A empresa, de desenvolvimento de software, não costumava realizar testes, mas, possuia uma importante base histórica dos seus projetos e também, trabalhava com um cronograma interno muito acertivo, o que possibilitou o cálculo. Realizamos testes estáticos (de documentação) e, testes funcionais.
Comparamos o orçado com o realizado e valorizamos(hora/homem), por fase, para chegar ao ROI.
O interessante foi que nas primeiras fases (levantamento de requisitos e análise) o ROI foi negativo, mas, nas últimas fases (codificação e correçao de erros) ele se torna muito positivo, pois, os problemas não se propagaram ao longo do projeto. No geral, apresenta-se positivo.
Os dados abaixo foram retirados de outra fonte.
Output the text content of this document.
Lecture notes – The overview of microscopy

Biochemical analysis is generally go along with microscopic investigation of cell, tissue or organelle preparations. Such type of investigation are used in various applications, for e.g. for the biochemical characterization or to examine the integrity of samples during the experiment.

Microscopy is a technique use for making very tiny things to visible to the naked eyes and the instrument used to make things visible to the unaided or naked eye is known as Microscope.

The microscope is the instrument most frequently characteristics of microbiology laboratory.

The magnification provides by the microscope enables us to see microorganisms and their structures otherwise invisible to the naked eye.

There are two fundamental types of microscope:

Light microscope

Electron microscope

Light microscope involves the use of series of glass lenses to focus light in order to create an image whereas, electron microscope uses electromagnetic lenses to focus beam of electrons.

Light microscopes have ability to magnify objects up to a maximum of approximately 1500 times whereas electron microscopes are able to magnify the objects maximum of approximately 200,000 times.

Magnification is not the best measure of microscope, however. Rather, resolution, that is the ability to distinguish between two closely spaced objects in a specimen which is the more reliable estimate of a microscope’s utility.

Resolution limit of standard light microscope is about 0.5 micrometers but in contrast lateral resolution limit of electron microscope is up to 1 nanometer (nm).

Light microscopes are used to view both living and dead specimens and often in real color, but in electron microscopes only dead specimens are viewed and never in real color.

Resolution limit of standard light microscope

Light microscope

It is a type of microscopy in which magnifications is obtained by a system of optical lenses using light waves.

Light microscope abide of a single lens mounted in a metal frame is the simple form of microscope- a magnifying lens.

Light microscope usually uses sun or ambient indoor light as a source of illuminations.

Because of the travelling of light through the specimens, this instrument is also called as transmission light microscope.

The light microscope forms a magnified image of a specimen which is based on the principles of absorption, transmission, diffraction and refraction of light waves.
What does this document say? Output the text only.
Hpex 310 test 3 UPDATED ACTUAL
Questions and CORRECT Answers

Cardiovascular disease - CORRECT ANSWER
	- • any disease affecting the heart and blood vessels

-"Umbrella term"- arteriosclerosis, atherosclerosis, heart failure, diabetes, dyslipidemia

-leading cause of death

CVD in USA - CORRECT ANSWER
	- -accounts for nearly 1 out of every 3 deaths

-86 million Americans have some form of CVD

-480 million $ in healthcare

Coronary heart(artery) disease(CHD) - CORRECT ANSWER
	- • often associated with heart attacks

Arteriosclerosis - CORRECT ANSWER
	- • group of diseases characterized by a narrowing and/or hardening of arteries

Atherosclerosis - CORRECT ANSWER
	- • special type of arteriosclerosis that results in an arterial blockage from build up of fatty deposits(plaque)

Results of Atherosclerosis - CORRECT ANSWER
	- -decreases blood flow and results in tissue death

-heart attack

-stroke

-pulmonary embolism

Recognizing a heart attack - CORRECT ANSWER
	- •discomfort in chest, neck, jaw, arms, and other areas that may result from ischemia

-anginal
postado em: qua, 30/06/2010 - 12:36
Para mim, continua "chovendo no molhado"! Só aplicando o modelo "V" num método waterfall não reduz tanto o custo, uma vez que se o teu processo de desenvolvimento contempla testes, já estaria implícito o custo dos testes no projeto. Na minha visão, haveria uma maior redução se tivesse teste automatizado, o que faria mais sentido o cálculo do ROI. Acho que a métrica para justificar a existência de teste não seria essa, mas sim a redução de não conformidades após a entrega e isso está diretamente relacionado à produtividade e à satistfação do cliente. No final do projeto, qual foi o ganho real da realização dos testes? Qual foi o diferencial disso?
postado em: qua, 30/06/2010 - 14:08
A metodologia utilizada neste projeto foi o modelo em “W”, que é a existência dos testes durante todo o ciclo, desde o levantamento de requisitos.
O ganho que esse projeto apresenta, ou, o Retorno de Investimento que calculamos é justamente a redução do tempo do projeto pela inclusão de testes “desde o início do projeto”. A qualidade do produto e a satisfação do cliente está implícita, pela ausência de erros em produção.
Para projetos de curta duração não utilizamos a automação, pois, não justificaria o custo.
postado em: qui, 01/07/2010 - 13:05
Se foi constatado 150% de redução do custo do projeto com teste, qual seria o tempo levaria para a empresa obter o retorno do investimento em teste? Não adianta ter uma percentual elevado, se levará 10 anos para ter esse retorno.